The OIG exclusion list—formally the List of Excluded Individuals/Entities (LEIE)—identifies people and organizations barred from Federal health care programs. If an excluded person furnishes, orders, or supports services your agency bills to those programs, related claims are not payable and you risk repayments and civil monetary penalties. Checking the LEIE prevents these costly errors.

How often should home health agencies screen employees against the OIG exclusion list?

Screen before hire or engagement and then monthly for everyone involved in services payable by Federal health care programs.
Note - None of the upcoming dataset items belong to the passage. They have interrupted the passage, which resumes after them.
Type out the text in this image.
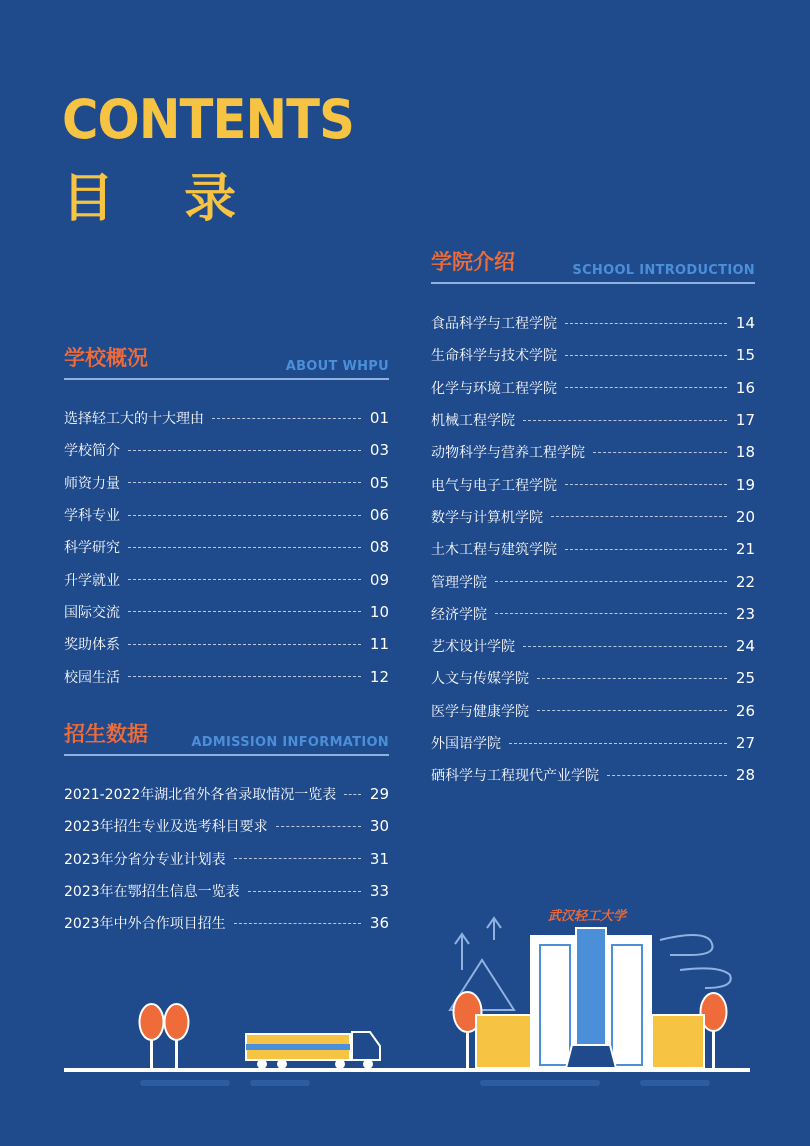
CONTENTS
目 录
学校概况	ABOUT WHPU
选择轻工大的十大理由	01
学校简介	03
师资力量	05
学科专业	06
科学研究	08
升学就业	09
国际交流	10
奖助体系	11
校园生活	12
招生数据	ADMISSION INFORMATION
2021-2022年湖北省外各省录取情况一览表 29
2023年招生专业及选考科目要求	30
2023年分省分专业计划表	31
2023年在鄂招生信息一览表	33
2023年中外合作项目招生	36
学院介绍	SCHOOL INTRODUCTION
食品科学与工程学院	14
生命科学与技术学院	15
化学与环境工程学院	16
机械工程学院	17
动物科学与营养工程学院	18
电气与电子工程学院	19
数学与计算机学院	20
土木工程与建筑学院	21
管理学院	22
经济学院	23
艺术设计学院	24
人文与传媒学院	25
医学与健康学院	26
外国语学院	27
硒科学与工程现代产业学院	28
武汉轻工大学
Apply the same cadence to key vendors and contractors, and include SAM and relevant state Medicaid lists. Document the frequency in your compliance policies and apply it consistently.

What are the consequences of employing an excluded individual or entity?

You may owe repayment for affected claims, face significant civil monetary penalties, and risk False Claims Act liability. Plans and payers can impose corrective actions or terminate participation, and regulators may initiate exclusion screening audits. Operationally, you could see billing holds, productivity losses, and reputational harm.

How can home health agencies maintain compliance with OIG exclusion screening requirements?

Create clear compliance policies, define screening scope, and run LEIE checks pre‑hire and monthly. Add SAM and relevant state lists, automate recurring runs and evidence capture, train staff, require vendor attestations, and conduct periodic internal audits. Escalate and remediate quickly, and maintain thorough records, including any reinstatement process documents.